The Cauchy principal value of your integral is $0$, but if you go back to the definition of the improper Riemann integral you will find that this quantity is undefined.


The integral is zero when we consider the principal value of the integral. I assume that this is what Wolfram Alpha confirms.
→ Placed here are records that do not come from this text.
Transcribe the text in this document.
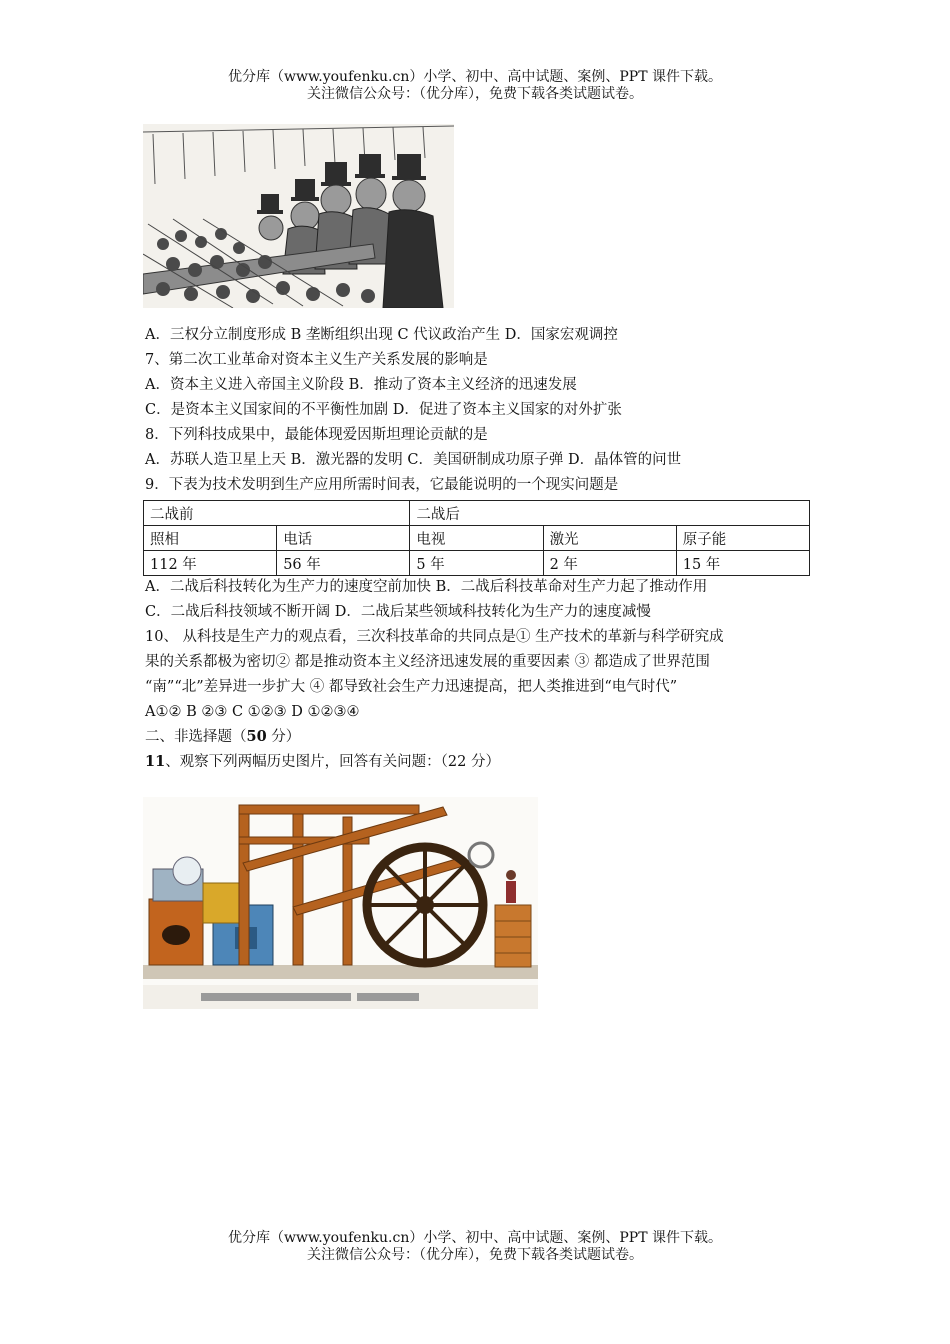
优分库（www.youfenku.cn）小学、初中、高中试题、案例、PPT 课件下载。
关注微信公众号：（优分库），免费下载各类试题试卷。
A．三权分立制度形成 B 垄断组织出现 C 代议政治产生 D．国家宏观调控
7、第二次工业革命对资本主义生产关系发展的影响是
A．资本主义进入帝国主义阶段 B．推动了资本主义经济的迅速发展
C．是资本主义国家间的不平衡性加剧 D．促进了资本主义国家的对外扩张
8．下列科技成果中，最能体现爱因斯坦理论贡献的是
A．苏联人造卫星上天 B．激光器的发明 C．美国研制成功原子弹 D．晶体管的问世
9．下表为技术发明到生产应用所需时间表，它最能说明的一个现实问题是
二战前		二战后		
照相	电话	电视	激光	原子能
112 年	56 年	5 年	2 年	15 年
A．二战后科技转化为生产力的速度空前加快 B．二战后科技革命对生产力起了推动作用
C．二战后科技领域不断开阔 D．二战后某些领域科技转化为生产力的速度减慢
10、 从科技是生产力的观点看，三次科技革命的共同点是① 生产技术的革新与科学研究成
果的关系都极为密切② 都是推动资本主义经济迅速发展的重要因素 ③ 都造成了世界范围
“南”“北”差异进一步扩大 ④ 都导致社会生产力迅速提高，把人类推进到“电气时代”
A①② B ②③ C ①②③ D ①②③④
二、非选择题（50 分）
11、观察下列两幅历史图片，回答有关问题：（22 分）
优分库（www.youfenku.cn）小学、初中、高中试题、案例、PPT 课件下载。
关注微信公众号：（优分库），免费下载各类试题试卷。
To prove this, split the integral up over its positive and negative parts and replace the zero with a variable and have it tend towards zero.$$\begin{align*}\int\limits_{-1}^1\frac {\mathrm dx}x & =\lim\limits_{\varepsilon\to0}\left[\int\limits_{-1}^{-\varepsilon}\frac {\mathrm dx}x+\int\limits_{\varepsilon}^1\frac {\mathrm dx}x\right]\\ & =\lim\limits_{\varepsilon\to0}\Bigr[\log|-\varepsilon|-\log|-1|+\log 1-\log(\varepsilon)\Bigr]\\ & =\lim\limits_{\varepsilon\to0}\log\left(\frac {\varepsilon}{1}\frac 1{\varepsilon}\right)\\ & =\log 1\\ & =0\end{align*}$$